Go Back
+ servings

Walnut Shaped Cookies Recipe

These walnut shaped cookies are crisp on the outside, creamy on the inside, and filled with luscious homemade dulce de leche buttercream. They’re as delightful to eat as they are to look at—perfect for gifting or enjoying with coffee.
Pin Print Save
Course: Dessert
Cuisine: European
Keyword: Walnut Shaped Cookies Recipe
Prep Time: 40 minutes
Cook Time: 15 minutes
Chilling Time:: 8 hours
Total Time: 8 hours 55 minutes
Servings: 30 cookies
Calories: 170kcal

Ingredients

For the Shells:

  • 2 ½ cups sifted all-purpose flour
  • 1 teaspoon baking soda
  • ¼ teaspoon kosher salt
  • 3 large egg yolks
  • 230 grams 2 sticks butter
  • 1 cup powdered confectioners sugar

For the Filling:

  • 115 grams 1 stick unsalted butter, at room temperature
  • 7 oz dulce de leche from a 14 oz can of sweetened condensed milk

Also Needed:

  • Nordic Ware Autumn Cakelet pan or traditional walnut molds

Instructions

  • In the bowl of a stand mixer, combine softened butter, egg yolks, powdered sugar, flour, baking soda, and salt. Beat on medium speed for about 4 minutes, or until the mixture forms a coarse, clumpy dough. If mixing by hand, blend the ingredients in a large bowl using your hands until a thick, pliable dough forms with a slightly crumbly texture.
  • Scoop out approximately 2 teaspoons of dough and roll it into a small ball. Place the dough ball into the center of your walnut mold and press down with your thumb. Using your fingers, gently spread the dough along the interior, ensuring a very thin, even layer of about 1/5 inch in thickness. Use a small knife or your fingertip to trim off any dough that rises above the mold’s edge.
  • If working with a Nordic Ware Autumn Cakelet pan, use about 1 tablespoon of dough per cavity. Press and spread the dough thinly and evenly across the mold, ensuring that no metal peeks through. Trim any overhang carefully with a paring knife.
  • Arrange all filled molds on a baking sheet and bake in a preheated 350°F (175°C) oven. Standard walnut molds should bake for about 10–15 minutes or until light golden in color. The Nordic Ware pan requires a shorter bake time—about 8–10 minutes—since its structure conducts heat more quickly.
  • Once baked, remove the cookies from the oven. While still warm, gently tap the edge of the molds on a countertop to loosen and release the shells. Allow them to cool completely on a wire rack.
  • For the Nordic Ware version, place a wire cooling rack over the pan, flip the mold and rack together in one swift motion, and give the mold a few firm taps to release the cookies. Let them cool thoroughly.

Make the Dulce de Leche

  • Pour the contents of a sweetened condensed milk can into a heatproof glass jar with a secure, tight-fitting lid. Line the bottom of a large pot with a few layers of paper towels or a thick kitchen towel. Place the sealed jar inside the pot and fill it with water until the water level is a few inches above the level of the milk in the jar.
  • Simmer gently over low to medium heat for 1½ to 2 hours. The milk will slowly transform into a rich, caramel-colored dulce de leche. Once done, carefully remove the jar from the water and let it cool completely to room temperature before opening.

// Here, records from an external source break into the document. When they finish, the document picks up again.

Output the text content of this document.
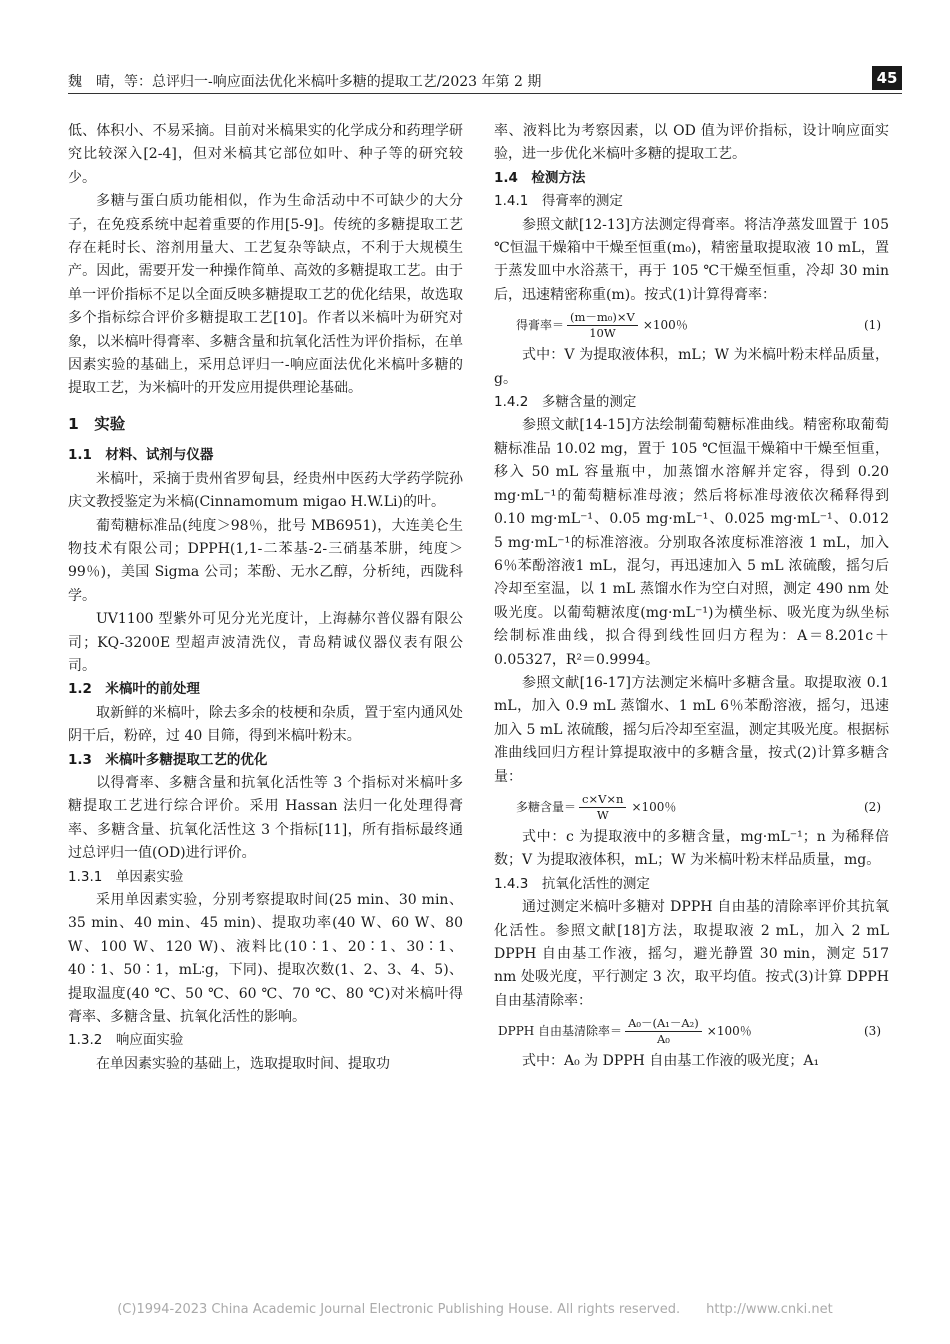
魏　晴，等：总评归一-响应面法优化米槁叶多糖的提取工艺/2023 年第 2 期	45

低、体积小、不易采摘。目前对米槁果实的化学成分和药理学研究比较深入[2-4]，但对米槁其它部位如叶、种子等的研究较少。

多糖与蛋白质功能相似，作为生命活动中不可缺少的大分子，在免疫系统中起着重要的作用[5-9]。传统的多糖提取工艺存在耗时长、溶剂用量大、工艺复杂等缺点，不利于大规模生产。因此，需要开发一种操作简单、高效的多糖提取工艺。由于单一评价指标不足以全面反映多糖提取工艺的优化结果，故选取多个指标综合评价多糖提取工艺[10]。作者以米槁叶为研究对象，以米槁叶得膏率、多糖含量和抗氧化活性为评价指标，在单因素实验的基础上，采用总评归一-响应面法优化米槁叶多糖的提取工艺，为米槁叶的开发应用提供理论基础。

1　实验

1.1　材料、试剂与仪器

米槁叶，采摘于贵州省罗甸县，经贵州中医药大学药学院孙庆文教授鉴定为米槁(Cinnamomum migao H.W.Li)的叶。

葡萄糖标准品(纯度＞98％，批号 MB6951)，大连美仑生物技术有限公司；DPPH(1,1-二苯基-2-三硝基苯肼，纯度＞99％)，美国 Sigma 公司；苯酚、无水乙醇，分析纯，西陇科学。

UV1100 型紫外可见分光光度计，上海赫尔普仪器有限公司；KQ-3200E 型超声波清洗仪，青岛精诚仪器仪表有限公司。

1.2　米槁叶的前处理

取新鲜的米槁叶，除去多余的枝梗和杂质，置于室内通风处阴干后，粉碎，过 40 目筛，得到米槁叶粉末。

1.3　米槁叶多糖提取工艺的优化

以得膏率、多糖含量和抗氧化活性等 3 个指标对米槁叶多糖提取工艺进行综合评价。采用 Hassan 法归一化处理得膏率、多糖含量、抗氧化活性这 3 个指标[11]，所有指标最终通过总评归一值(OD)进行评价。

1.3.1　单因素实验

采用单因素实验，分别考察提取时间(25 min、30 min、35 min、40 min、45 min)、提取功率(40 W、60 W、80 W、100 W、120 W)、液料比(10∶1、20∶1、30∶1、40∶1、50∶1，mL∶g，下同)、提取次数(1、2、3、4、5)、提取温度(40 ℃、50 ℃、60 ℃、70 ℃、80 ℃)对米槁叶得膏率、多糖含量、抗氧化活性的影响。

1.3.2　响应面实验

在单因素实验的基础上，选取提取时间、提取功

率、液料比为考察因素，以 OD 值为评价指标，设计响应面实验，进一步优化米槁叶多糖的提取工艺。

1.4　检测方法

1.4.1　得膏率的测定

参照文献[12-13]方法测定得膏率。将洁净蒸发皿置于 105 ℃恒温干燥箱中干燥至恒重(m₀)，精密量取提取液 10 mL，置于蒸发皿中水浴蒸干，再于 105 ℃干燥至恒重，冷却 30 min 后，迅速精密称重(m)。按式(1)计算得膏率：

得膏率＝ $\frac{\text{(m－m₀)×V}}{10W} \times 100$％	(1)

式中：V 为提取液体积，mL；W 为米槁叶粉末样品质量，g。

1.4.2　多糖含量的测定

参照文献[14-15]方法绘制葡萄糖标准曲线。精密称取葡萄糖标准品 10.02 mg，置于 105 ℃恒温干燥箱中干燥至恒重，移入 50 mL 容量瓶中，加蒸馏水溶解并定容，得到 0.20 mg·mL⁻¹的葡萄糖标准母液；然后将标准母液依次稀释得到 0.10 mg·mL⁻¹、0.05 mg·mL⁻¹、0.025 mg·mL⁻¹、0.012 5 mg·mL⁻¹的标准溶液。分别取各浓度标准溶液 1 mL，加入 6％苯酚溶液1 mL，混匀，再迅速加入 5 mL 浓硫酸，摇匀后冷却至室温，以 1 mL 蒸馏水作为空白对照，测定 490 nm 处吸光度。以葡萄糖浓度(mg·mL⁻¹)为横坐标、吸光度为纵坐标绘制标准曲线，拟合得到线性回归方程为：A＝8.201c＋0.05327，R²＝0.9994。

参照文献[16-17]方法测定米槁叶多糖含量。取提取液 0.1 mL，加入 0.9 mL 蒸馏水、1 mL 6％苯酚溶液，摇匀，迅速加入 5 mL 浓硫酸，摇匀后冷却至室温，测定其吸光度。根据标准曲线回归方程计算提取液中的多糖含量，按式(2)计算多糖含量：

多糖含量＝ $\frac{c\times V\times n}{W} \times 100$％	(2)

式中：c 为提取液中的多糖含量，mg·mL⁻¹；n 为稀释倍数；V 为提取液体积，mL；W 为米槁叶粉末样品质量，mg。

1.4.3　抗氧化活性的测定

通过测定米槁叶多糖对 DPPH 自由基的清除率评价其抗氧化活性。参照文献[18]方法，取提取液 2 mL，加入 2 mL DPPH 自由基工作液，摇匀，避光静置 30 min，测定 517 nm 处吸光度，平行测定 3 次，取平均值。按式(3)计算 DPPH 自由基清除率：

DPPH 自由基清除率＝ $\frac{\text{A₀－(A₁－A₂)}}{\text{A₀}} \times 100$％	(3)

式中：A₀ 为 DPPH 自由基工作液的吸光度；A₁

(C)1994-2023 China Academic Journal Electronic Publishing House. All rights reserved.　　http://www.cnki.net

Prepare the Dulce de Leche Buttercream

  • Add the softened butter and half of the cooled dulce de leche to the bowl of a stand mixer fitted with a paddle attachment. Beat on medium speed for about 3 minutes, pausing to scrape down the sides of the bowl as needed. Add the remaining dulce de leche and continue to beat for another 3–4 minutes until the filling is fully combined and slightly fluffy.

Assemble the Walnut Cookies

  • Fill a zip-top bag with the dulce de leche buttercream and snip off one corner to pipe, or simply use a teaspoon to fill. Spoon or pipe around 2 teaspoons of filling into half of the cooled cookie shells.
  • Pair the halves together and gently press to form a complete walnut shape. If any filling seeps out at the edges, clean it up with a small knife or spoon.
  • Place the assembled cookies into an airtight container and refrigerate overnight. This resting period helps the cookies soften slightly and meld into a perfect bite with creamy filling and crisp shell.